After treatment for up to 28 days, patients on pritelivir saw a statistically significant difference in the healing rate of their lesions compared to patients who received an investigator’s choice of SOC treatments, such as acyclovir, valacyclovir, famciclovir or foscarnet. This demonstrated superiority of pritelivir in the 158-participant study allowed it to achieve its primary endpoint.
“We will now rapidly advance our New Drug Application submission to the FDA and we look forward to presenting a comprehensive analysis of these positive results at a medical conference next year,” Aicuris CEO Larry Edwards said in an Oct. 16 release.
The trial is important because refractory HSV infections “pose a significant challenge for patients whose immune systems are impaired,” according to Cynthia Wat, M.D., the chief medical officer of Aicuris.
Immunocompromised patients are susceptible to more severe, lengthy and refractory HSV infections that do not respond to SOC treatments, Aicuris pointed out. The outbreaks can cause painful lesions and can increase the likelihood of hospitalization and the spread of the infection.
“With encouraging safety, convenient oral dosing and the statistically superior efficacy in treating R+R HSV as demonstrated in this pivotal trial, pritelivir could be a paradigm shift for immunocompromised patients globally,” Wat added.

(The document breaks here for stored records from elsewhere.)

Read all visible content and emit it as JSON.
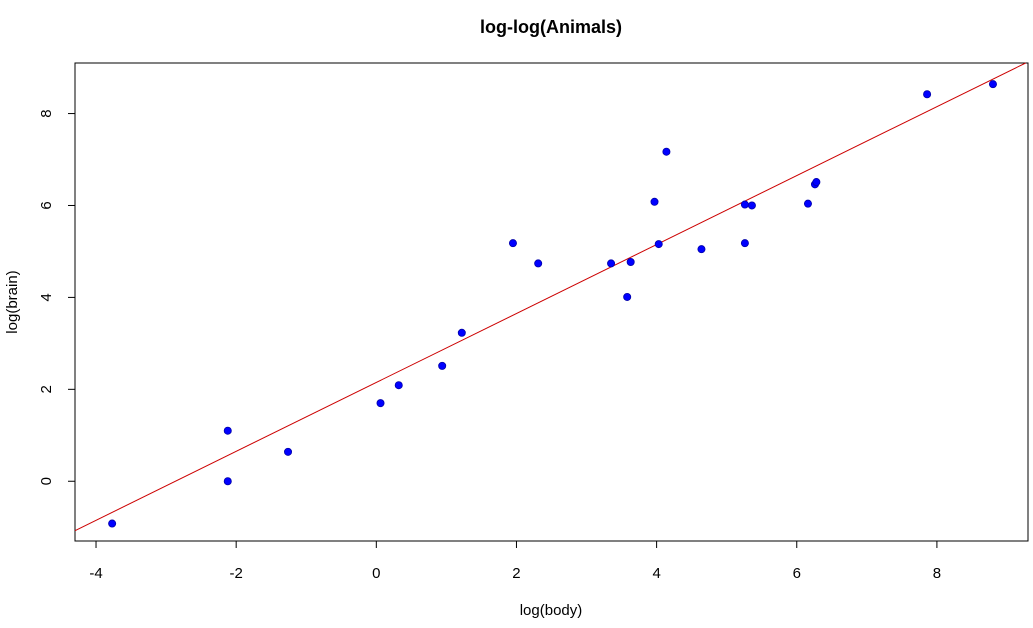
{
  "chart_data": {
    "type": "scatter",
    "title": "log-log(Animals)",
    "xlabel": "log(body)",
    "ylabel": "log(brain)",
    "xlim": [
      -4.3,
      9.3
    ],
    "ylim": [
      -1.3,
      9.1
    ],
    "xticks": [
      -4,
      -2,
      0,
      2,
      4,
      6,
      8
    ],
    "yticks": [
      0,
      2,
      4,
      6,
      8
    ],
    "grid": false,
    "point_color": "#0000ff",
    "line_color": "#cc0000",
    "points": [
      {
        "x": -3.77,
        "y": -0.92
      },
      {
        "x": -2.12,
        "y": 0.0
      },
      {
        "x": -2.12,
        "y": 1.1
      },
      {
        "x": -1.26,
        "y": 0.64
      },
      {
        "x": 0.06,
        "y": 1.7
      },
      {
        "x": 0.32,
        "y": 2.09
      },
      {
        "x": 0.94,
        "y": 2.51
      },
      {
        "x": 1.22,
        "y": 3.23
      },
      {
        "x": 1.95,
        "y": 5.18
      },
      {
        "x": 2.31,
        "y": 4.74
      },
      {
        "x": 3.35,
        "y": 4.74
      },
      {
        "x": 3.58,
        "y": 4.01
      },
      {
        "x": 3.63,
        "y": 4.77
      },
      {
        "x": 3.97,
        "y": 6.08
      },
      {
        "x": 4.03,
        "y": 5.16
      },
      {
        "x": 4.14,
        "y": 7.17
      },
      {
        "x": 4.64,
        "y": 5.05
      },
      {
        "x": 5.26,
        "y": 6.02
      },
      {
        "x": 5.26,
        "y": 5.18
      },
      {
        "x": 5.36,
        "y": 6.0
      },
      {
        "x": 6.16,
        "y": 6.04
      },
      {
        "x": 6.26,
        "y": 6.46
      },
      {
        "x": 6.28,
        "y": 6.51
      },
      {
        "x": 7.86,
        "y": 8.42
      },
      {
        "x": 8.8,
        "y": 8.64
      }
    ],
    "fit_line": {
      "intercept": 2.15,
      "slope": 0.75
    }
  }
}
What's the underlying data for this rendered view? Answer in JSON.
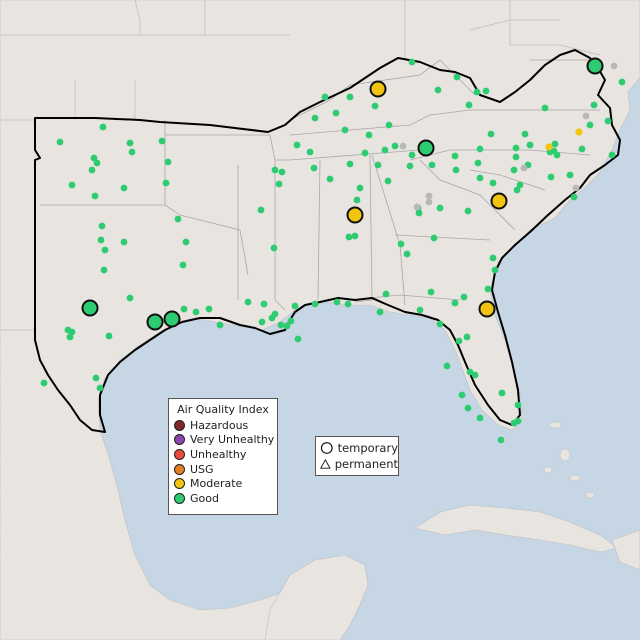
{
  "legend": {
    "title": "Air Quality Index",
    "categories": [
      {
        "label": "Hazardous",
        "color": "#7e2a2a"
      },
      {
        "label": "Very Unhealthy",
        "color": "#8e44ad"
      },
      {
        "label": "Unhealthy",
        "color": "#e74c3c"
      },
      {
        "label": "USG",
        "color": "#e67e22"
      },
      {
        "label": "Moderate",
        "color": "#f1c40f"
      },
      {
        "label": "Good",
        "color": "#2ecc71"
      }
    ]
  },
  "shape_legend": {
    "items": [
      {
        "label": "temporary",
        "icon": "circle-icon"
      },
      {
        "label": "permanent",
        "icon": "triangle-icon"
      }
    ]
  },
  "colors": {
    "water": "#c6d6e4",
    "land": "#e8e4e0",
    "good": "#2ecc71",
    "moderate": "#f1c40f",
    "inactive": "#b8b8b8"
  }
}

An approval of pritelivir—which targets both HSV-1, which is primarily spread through oral contact, and HSV-2, which is primarily spread by genital contact—would bring a new mechanism of action to HSV treatment. Unlike traditional antivirals, pritelivir blocks viral DNA synthesis by inhibiting the helicase-primase complex, the company explained.
Since pritelivir does not rely on activation by viral enzymes, it can “overcome HSV infections that are R+R to SOC treatments,” added Aicuris, a 2006 spinout of Bayer based in Wuppertal, Germany.
Aicuris’ nearly two-decade history includes the development of Prevymis, which scored an FDA approval in 2017 and is marketed by Merck under a 2012 licensing deal. The antiviral, which prevents cytomegalovirus infection and disease, has generated sales of $436 million in the first half of this year.